De scholengemeenschap nieuwe stijl heeft als ondergrens vmbo-t. Dat is de theoretische leerweg van het beroepsvoorbereidend middelbaar onderwijs. Daarin is nauwelijks plaats voor alle praktische en kunstzinnige vakken van het vrijeschool leerplan. Daarnaast wordt Havo-onderwijs aangeboden en ook nog vwo-onderwijs. (Het vwo-onderwijs ligt dus twee niveau’s hoger dan het oude ivo-mavo!)
Waarom bieden vrijescholen vwo-onderwijs aan? Omdat alleen dat recht geeft op zes jaar onderwijsfinanciering? Waren geld en rechtspositie belangrijker dan inhoud?
Er is nog een andere reden waarom het misschien niet verstandig is om vwo-examens te willen aanbieden. Als scholengemeenschap ben je gehouden aan de regelgeving om in vier profielen lessen aan te bieden. Ook als het zo is dat misschien 10% van de leerlingen het vwo-niveau aankan, is een middelgrote school gedwongen de verschillende vakkenpakketten in kleine (dus dure) klasjes aan te bieden.
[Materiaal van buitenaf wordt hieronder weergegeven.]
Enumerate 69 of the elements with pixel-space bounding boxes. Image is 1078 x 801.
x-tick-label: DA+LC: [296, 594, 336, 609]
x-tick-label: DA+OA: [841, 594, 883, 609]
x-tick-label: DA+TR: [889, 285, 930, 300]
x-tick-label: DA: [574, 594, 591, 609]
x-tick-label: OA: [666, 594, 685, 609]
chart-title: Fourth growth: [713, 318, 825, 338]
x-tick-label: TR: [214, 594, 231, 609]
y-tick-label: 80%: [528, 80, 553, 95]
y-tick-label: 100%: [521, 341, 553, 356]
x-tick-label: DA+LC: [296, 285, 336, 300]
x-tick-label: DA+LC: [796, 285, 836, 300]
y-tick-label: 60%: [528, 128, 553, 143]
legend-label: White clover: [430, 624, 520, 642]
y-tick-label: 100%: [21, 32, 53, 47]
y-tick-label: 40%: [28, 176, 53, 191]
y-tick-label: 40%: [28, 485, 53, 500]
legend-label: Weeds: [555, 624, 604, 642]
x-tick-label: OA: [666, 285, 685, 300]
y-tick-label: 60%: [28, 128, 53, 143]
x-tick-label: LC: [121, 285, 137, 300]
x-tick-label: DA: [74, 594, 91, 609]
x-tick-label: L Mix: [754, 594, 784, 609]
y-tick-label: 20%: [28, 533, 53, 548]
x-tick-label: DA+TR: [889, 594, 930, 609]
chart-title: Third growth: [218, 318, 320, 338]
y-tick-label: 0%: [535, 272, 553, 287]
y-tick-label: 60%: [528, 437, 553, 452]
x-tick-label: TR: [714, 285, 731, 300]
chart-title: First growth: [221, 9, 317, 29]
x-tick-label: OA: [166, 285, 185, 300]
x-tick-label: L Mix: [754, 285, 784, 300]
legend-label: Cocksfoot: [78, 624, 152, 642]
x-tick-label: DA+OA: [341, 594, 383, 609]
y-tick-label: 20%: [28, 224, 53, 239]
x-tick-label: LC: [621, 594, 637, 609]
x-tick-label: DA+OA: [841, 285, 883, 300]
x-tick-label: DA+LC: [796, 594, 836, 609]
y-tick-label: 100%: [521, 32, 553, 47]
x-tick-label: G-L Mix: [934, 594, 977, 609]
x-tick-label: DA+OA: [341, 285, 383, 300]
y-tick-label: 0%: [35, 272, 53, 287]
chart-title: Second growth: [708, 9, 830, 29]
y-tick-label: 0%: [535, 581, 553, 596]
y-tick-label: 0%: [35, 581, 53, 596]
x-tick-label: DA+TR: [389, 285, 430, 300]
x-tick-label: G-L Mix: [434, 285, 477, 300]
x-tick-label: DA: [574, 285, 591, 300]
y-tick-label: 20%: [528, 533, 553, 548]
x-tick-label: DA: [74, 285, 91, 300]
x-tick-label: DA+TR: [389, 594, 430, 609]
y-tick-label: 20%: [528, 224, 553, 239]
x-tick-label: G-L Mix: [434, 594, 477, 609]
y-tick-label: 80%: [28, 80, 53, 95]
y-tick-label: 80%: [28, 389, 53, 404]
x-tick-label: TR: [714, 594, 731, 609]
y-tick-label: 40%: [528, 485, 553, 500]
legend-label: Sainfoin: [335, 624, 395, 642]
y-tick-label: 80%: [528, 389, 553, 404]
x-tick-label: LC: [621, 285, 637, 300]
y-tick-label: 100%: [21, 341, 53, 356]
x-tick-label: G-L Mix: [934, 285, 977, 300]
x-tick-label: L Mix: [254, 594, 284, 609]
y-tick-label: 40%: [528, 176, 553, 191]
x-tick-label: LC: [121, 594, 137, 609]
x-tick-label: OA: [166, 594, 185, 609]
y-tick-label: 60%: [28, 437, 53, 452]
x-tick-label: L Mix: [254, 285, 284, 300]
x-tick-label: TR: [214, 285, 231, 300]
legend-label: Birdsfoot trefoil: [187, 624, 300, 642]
Het is bekend dat 60 % van de leerlingen instroomt in het vmbo en de resterende veertig procent verdeelt zich over havo, vwo en gymnasium. Alleen al uit instroomoverwegingen is een vmbo dus interessanter dan een vwo: er is veel meer behoefte aan vmbo-onderwijs!
In Eindhoven heeft de vrijeschool (middelbaar) ook jarenlang een ambachtelijk-technische stroom gehad die leek op de oude LTS of ambachtsschool en die nu een ‘vmbopraktische leerweg’ genoemd zou worden.
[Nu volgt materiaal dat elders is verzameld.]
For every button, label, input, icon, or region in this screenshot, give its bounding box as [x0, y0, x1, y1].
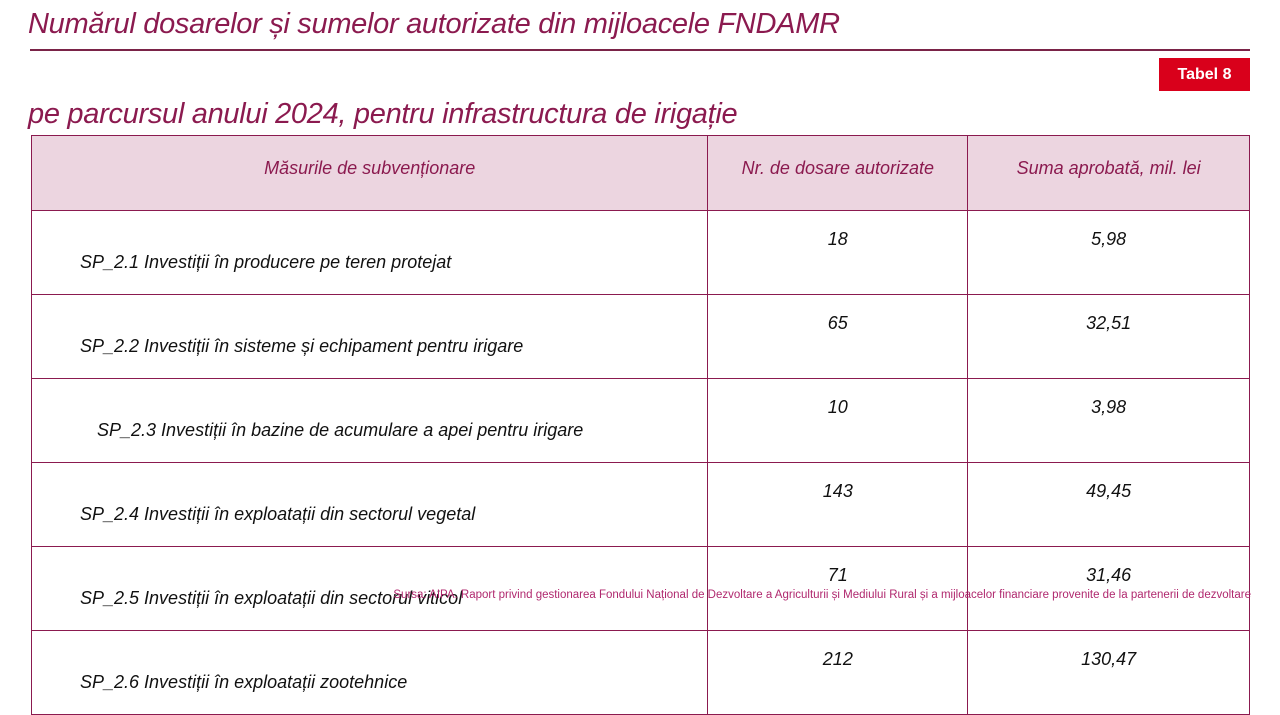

De afgelopen jaren zijn de vrijescholen in Nederland druk doende geweest om zich voor te bereiden op alle veranderingen die Project 2000 met zich meebracht: examens, lesprogramma’s en programma’s van toetsen en afronding. Steeds heeft men gedacht dat het vrijeschoolprogramma er nog wel naast gegeven kan worden. Nu is echter het inzicht gerezen dat dat een verkeerde veronderstelling is geweest, tenzij de kinderen (en leerkrachten) dubbel overbelast worden. Een aantal vrijescholen krijgt het nieuwe lesprogramma nog niet in zes jaar rond en heeft daarom een “vwo-lang”-traject gemaakt (een 13e klas) . De onderwijsinspectie heeft daar tegen geprotesteerd.Tekenend voor de huidige, zorgelijke situatie is ook het feit dat er recentelijk een bovenbouw lerarenconferentie is geweest rondom de vraag “wat is een vrije school?” Ook hebben veel (vrije) scholen een nieuw functiewaarderingssysteem ingevoerd waarmee het financiële onderscheid in de beloning van eerste en tweede graadsbevoegden is verdwenen. Het gevolg daarvan zal zijn dat er weinig prikkels meer zijn om gekwalificeerd personeel van het hoogste niveau binnen te halen. Deze trend is inmiddels zichtbaar zo blijkt uit een NRC artikel van 29 april 2006 met de sprekende titel: ‘Eerste graadsleraren zijn een uitstervende soort op het voortgezet onderwijs’.Toch is het nog steeds verplicht dat eerste graads opgeleiden de lessen in de examenklassen van havo en vwo moeten geven.
Het is nu praktijk dat de middelbare vrijescholen een steeds strenger aannamebeleid hanteren om alleen leerlingen van minimaal vmbo-t niveau toe te laten. Dit tot grote teleurstelling van ouders en leerkrachten van vrije basisscholen die hun kinderen niet kunnen laten doorstromen naar de bovenbouw die er inhoudelijk gezien wel een geheel mee vormt.

Is er een weg terug? Nee.
Is er een weg vooruit? Ja, maar dat betekent naar mijn mening: opnieuw onderhandelen met de overheid om een scholengemeenschap nieuwe stijl te realiseren met vmbo en havo! Als de hele vrije schoolbeweging daar achter zou gaan staan is dit een haalbare wens. En dit onderwijsaanbod past beter bij het vrijeschoolprogramma en een brede sociale, kunstzinnige en cognitieve ontwikkeling van kinderen. Dan kan de vrijeschool een nieuwe en hoopvolle doorstart maken en verder werken aan haar pedagogische vernieuwingsidealen.

R. Thelosen is docent aan de Fontys Hogeschool in Eindhoven en auteur van Trias politica ethica. Een politiek-ethische bijdrage aan de waardendiscussie dat in maart 2006 bij Nearchus C.V. verscheen.